Oposição que se distancia do golpismo e racha no chavismo reduzem polarização

Mensagem contrária à reforma da Carta proposta por Chávez se espalhou por diferentes setores políticos e sociais venezuelanos

FABIANO MAISONNAVE
DE CARACAS

Embora a diferença apertada no referendo da reforma constitucional reforce o estereótipo de uma Venezuela politicamente polarizada, a grande novidade do processo eleitoral é o surgimento de um comportamento politicamente mais ao centro, na opinião de analistas.
São vários os sinais: a participação de partidos de oposição nas eleições, meios de comunicação mais equilibrados, a divisão dentro do chavismo, a alta abstenção entre os simpatizantes do presidente Hugo Chávez e mesmo a calma que predominou no dia da votação e após a confirmação da primeira derrota de Chávez em nove anos.
Os principais canais de televisão do país, Venevisión e Televen, que detêm mais de 50% da audiência, alcançaram um inédito equilíbrio na cobertura, mostra o monitoramento feito pelas universidades de Gotemburgo (Suécia) e Ucab, de Caracas.
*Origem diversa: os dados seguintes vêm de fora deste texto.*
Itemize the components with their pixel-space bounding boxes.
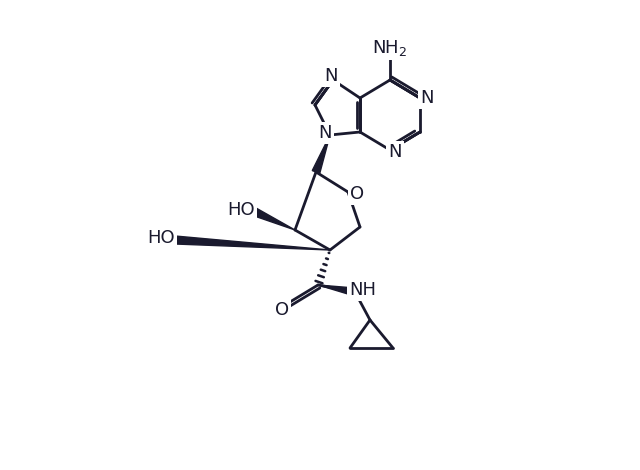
Text: HO: HO [227, 201, 255, 219]
Text: NH: NH [349, 281, 376, 299]
Polygon shape [312, 135, 330, 173]
Text: N: N [318, 124, 332, 142]
Polygon shape [318, 285, 356, 296]
Polygon shape [175, 236, 330, 250]
Text: O: O [350, 185, 364, 203]
Text: HO: HO [147, 229, 175, 247]
Polygon shape [253, 208, 295, 230]
Text: N: N [324, 67, 338, 85]
Text: N: N [420, 89, 434, 107]
Text: NH$_2$: NH$_2$ [372, 38, 408, 58]
Text: N: N [388, 143, 402, 161]
Text: O: O [275, 301, 289, 319]
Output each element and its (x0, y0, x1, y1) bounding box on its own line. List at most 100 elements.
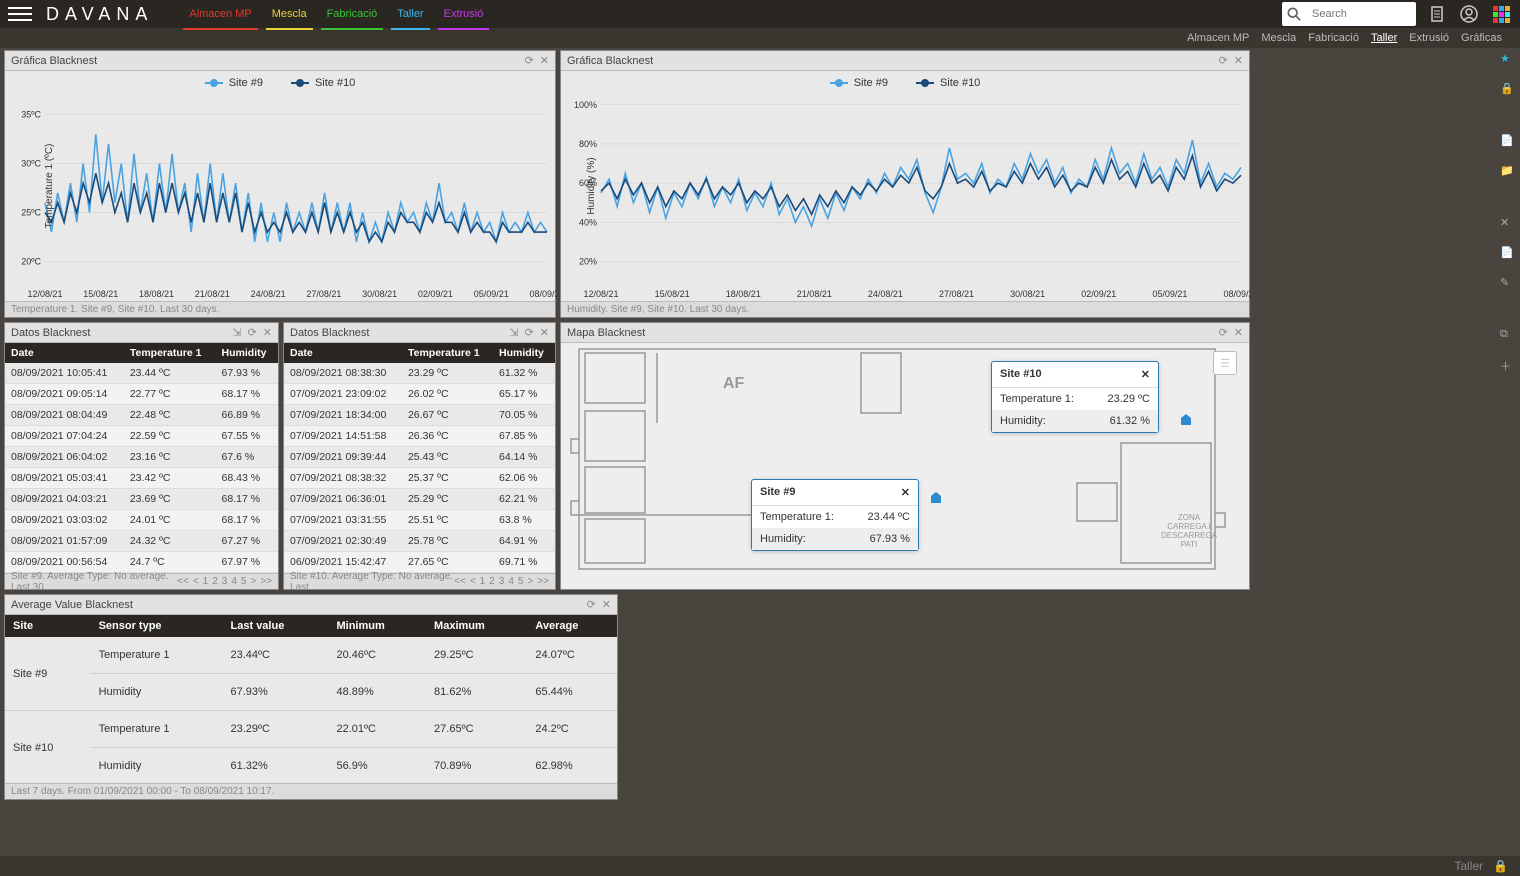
table-row[interactable]: 07/09/2021 02:30:4925.78 ºC64.91 % (284, 531, 555, 552)
chart-legend: Site #9 Site #10 (561, 71, 1249, 91)
table-row[interactable]: 07/09/2021 06:36:0125.29 ºC62.21 % (284, 489, 555, 510)
topnav-item[interactable]: Taller (391, 4, 429, 24)
svg-text:40%: 40% (579, 217, 597, 227)
hamburger-menu[interactable] (8, 2, 32, 26)
svg-text:08/09/21: 08/09/21 (529, 289, 557, 299)
map-label-af: AF (723, 375, 744, 393)
table-row[interactable]: 08/09/2021 01:57:0924.32 ºC67.27 % (5, 531, 278, 552)
close-icon[interactable]: ✕ (1500, 216, 1516, 232)
table-row[interactable]: 07/09/2021 03:31:5525.51 ºC63.8 % (284, 510, 555, 531)
svg-text:27/08/21: 27/08/21 (306, 289, 341, 299)
svg-text:08/09/21: 08/09/21 (1223, 289, 1251, 299)
floorplan[interactable]: ☰ AF ZONA CARREGA I DESCARREGA PATI Site… (561, 343, 1249, 589)
table-row[interactable]: 07/09/2021 23:09:0226.02 ºC65.17 % (284, 384, 555, 405)
table-row[interactable]: 08/09/2021 03:03:0224.01 ºC68.17 % (5, 510, 278, 531)
table-row[interactable]: 08/09/2021 09:05:1422.77 ºC68.17 % (5, 384, 278, 405)
pager[interactable]: <<<12345>>> (177, 576, 272, 587)
table-row[interactable]: 07/09/2021 14:51:5826.36 ºC67.85 % (284, 426, 555, 447)
panel-footer: Site #9. Average Type: No average. Last … (11, 571, 177, 593)
close-panel-icon[interactable]: ✕ (263, 326, 272, 339)
pager[interactable]: <<<12345>>> (454, 576, 549, 587)
subnav-item[interactable]: Extrusió (1409, 32, 1449, 44)
table-row[interactable]: 07/09/2021 08:38:3225.37 ºC62.06 % (284, 468, 555, 489)
subnav-item[interactable]: Mescla (1261, 32, 1296, 44)
map-marker-site9[interactable] (929, 491, 943, 505)
table-row[interactable]: 08/09/2021 05:03:4123.42 ºC68.43 % (5, 468, 278, 489)
close-panel-icon[interactable]: ✕ (1234, 54, 1243, 67)
svg-text:02/09/21: 02/09/21 (1081, 289, 1116, 299)
data-table: DateTemperature 1Humidity08/09/2021 08:3… (284, 343, 555, 573)
svg-text:25ºC: 25ºC (21, 207, 41, 217)
file-icon[interactable]: 📄 (1500, 246, 1516, 262)
svg-text:30ºC: 30ºC (21, 159, 41, 169)
top-nav: Almacen MP Mescla Fabricació Taller Extrusió (183, 4, 489, 24)
plus-icon[interactable]: ＋ (1500, 358, 1516, 374)
table-row[interactable]: 07/09/2021 09:39:4425.43 ºC64.14 % (284, 447, 555, 468)
svg-text:05/09/21: 05/09/21 (1152, 289, 1187, 299)
panel-footer: Temperature 1. Site #9, Site #10. Last 3… (11, 304, 219, 315)
document-icon[interactable] (1426, 3, 1448, 25)
close-panel-icon[interactable]: ✕ (602, 598, 611, 611)
svg-text:05/09/21: 05/09/21 (474, 289, 509, 299)
panel-footer: Site #10. Average Type: No average. Last (290, 571, 454, 593)
panel-title: Datos Blacknest (11, 327, 90, 339)
table-row[interactable]: 08/09/2021 07:04:2422.59 ºC67.55 % (5, 426, 278, 447)
layers-icon[interactable]: ☰ (1213, 351, 1237, 375)
refresh-icon[interactable]: ⟳ (1219, 326, 1228, 339)
status-lock-icon[interactable]: 🔒 (1493, 859, 1508, 873)
svg-text:20%: 20% (579, 256, 597, 266)
apps-grid-icon[interactable] (1490, 3, 1512, 25)
export-icon[interactable]: ⇲ (232, 326, 241, 339)
table-row[interactable]: 07/09/2021 18:34:0026.67 ºC70.05 % (284, 405, 555, 426)
svg-text:24/08/21: 24/08/21 (868, 289, 903, 299)
star-icon[interactable]: ★ (1500, 52, 1516, 68)
map-marker-site10[interactable] (1179, 413, 1193, 427)
svg-text:12/08/21: 12/08/21 (27, 289, 62, 299)
page-icon[interactable]: 📄 (1500, 134, 1516, 150)
subnav-item[interactable]: Taller (1371, 32, 1397, 44)
table-row[interactable]: 08/09/2021 04:03:2123.69 ºC68.17 % (5, 489, 278, 510)
table-row[interactable]: 08/09/2021 08:38:3023.29 ºC61.32 % (284, 363, 555, 384)
search-box (1282, 2, 1416, 26)
topnav-item[interactable]: Fabricació (321, 4, 384, 24)
chart-panel-humidity: Gráfica Blacknest ⟳ ✕ Site #9 Site #10 Hum… (560, 50, 1250, 318)
data-panel-site9: Datos Blacknest⇲⟳✕ DateTemperature 1Humi… (4, 322, 279, 590)
popup-title: Site #10 (1000, 368, 1042, 381)
svg-text:24/08/21: 24/08/21 (251, 289, 286, 299)
refresh-icon[interactable]: ⟳ (587, 598, 596, 611)
topnav-item[interactable]: Extrusió (438, 4, 490, 24)
subnav-item[interactable]: Almacen MP (1187, 32, 1249, 44)
refresh-icon[interactable]: ⟳ (1219, 54, 1228, 67)
search-input[interactable] (1306, 3, 1416, 25)
popup-close-icon[interactable]: ✕ (901, 486, 910, 499)
map-panel: Mapa Blacknest⟳✕ ☰ AF ZONA CARREGA I DES… (560, 322, 1250, 590)
y-axis-label: Humidity (%) (586, 157, 597, 214)
topnav-item[interactable]: Almacen MP (183, 4, 257, 24)
panel-title: Gráfica Blacknest (567, 55, 653, 67)
svg-text:30/08/21: 30/08/21 (362, 289, 397, 299)
edit-icon[interactable]: ✎ (1500, 276, 1516, 292)
close-panel-icon[interactable]: ✕ (540, 54, 549, 67)
copy-icon[interactable]: ⧉ (1500, 328, 1516, 344)
export-icon[interactable]: ⇲ (509, 326, 518, 339)
refresh-icon[interactable]: ⟳ (525, 54, 534, 67)
table-row[interactable]: 08/09/2021 06:04:0223.16 ºC67.6 % (5, 447, 278, 468)
lock-icon[interactable]: 🔒 (1500, 82, 1516, 98)
subnav-item[interactable]: Fabricació (1308, 32, 1359, 44)
search-icon[interactable] (1282, 2, 1306, 26)
popup-title: Site #9 (760, 486, 795, 499)
svg-text:02/09/21: 02/09/21 (418, 289, 453, 299)
close-panel-icon[interactable]: ✕ (540, 326, 549, 339)
topnav-item[interactable]: Mescla (266, 4, 313, 24)
refresh-icon[interactable]: ⟳ (525, 326, 534, 339)
user-icon[interactable] (1458, 3, 1480, 25)
popup-close-icon[interactable]: ✕ (1141, 368, 1150, 381)
table-row[interactable]: 06/09/2021 15:42:4727.65 ºC69.71 % (284, 552, 555, 573)
subnav-item[interactable]: Gráficas (1461, 32, 1502, 44)
close-panel-icon[interactable]: ✕ (1234, 326, 1243, 339)
table-row[interactable]: 08/09/2021 00:56:5424.7 ºC67.97 % (5, 552, 278, 573)
table-row[interactable]: 08/09/2021 08:04:4922.48 ºC66.89 % (5, 405, 278, 426)
folder-icon[interactable]: 📁 (1500, 164, 1516, 180)
refresh-icon[interactable]: ⟳ (248, 326, 257, 339)
table-row[interactable]: 08/09/2021 10:05:4123.44 ºC67.93 % (5, 363, 278, 384)
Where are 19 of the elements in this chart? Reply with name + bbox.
Esse comportamento é diferente tanto de abril de 2002, quando participaram do golpe contra Chávez, quanto do ano passado, quando se engajaram em cobertura favorável à reeleição do presidente.
"Durante a campanha, houve dois pólos importantes [o canal oposicionista Globovisión e o estatal VTV], mas pela primeira vez se consolidou um centro", diz Andrés Cañizález, coordenador da pesquisa.
No caso dos partidos políticos da oposição, a corrente moderada em favor do voto arrastou na última semana até o radical Comando Nacional da Resistência (CNR). Essa posição menos confrontacionista deu o tom ontem a uma entrevista coletiva de Leopoldo López, um dos dirigentes do partido oposicionista Um Novo Tempo. Ele convidou Chávez e os deputados chavistas, que controlam a Assembléia Nacional desde que a oposição boicotou a eleição legislativa de 2005, a discutir uma agenda social.
O surgimento do movimento estudantil também contribuiu para esse novo centro político. Segundo analistas, a mensagem contrária à reforma teve impacto em todos os setores da sociedade e fugiu da polarização tradicional, apesar de Chávez chamá-los de "filhinhos de papai" e "peões do império".
Já o governismo viu aparecer um centro por meio do partido Podemos e do ex-ministro da Defesa Raúl Isaías Baduel, aliados históricos que romperam com o presidente. As posições contrárias à reforma, que incluía a reeleição indefinida, provocaram o surgimento de uma espécie de "chavismo sem Chávez", mais moderado.
Outro sinal de que a polarização perdeu fôlego foi a ausência de chavistas nos locais de votação, apesar do discurso plebiscitário de Chávez. Para o sociólogo Edgardo Lander, a lição mais importante do referendo é que, mesmo sendo o presidente popular, não há um eleitorado dócil.
"Para setores numericamente muito significativos do chamado chavismo, foi possível manter o apoio ao governo, mas tomar distância de uma proposta particular", avalia Lander, professor da Universidade Central da Venezuela (UCV) que neste ano se distanciou da nova agenda de Chávez.
"É uma lição de maturidade política muito importante e rompe com o imaginário de um povo que simplesmente segue um messias. Na democracia, não se pode apenas falar em nome do povo, ele tem de estar aí também."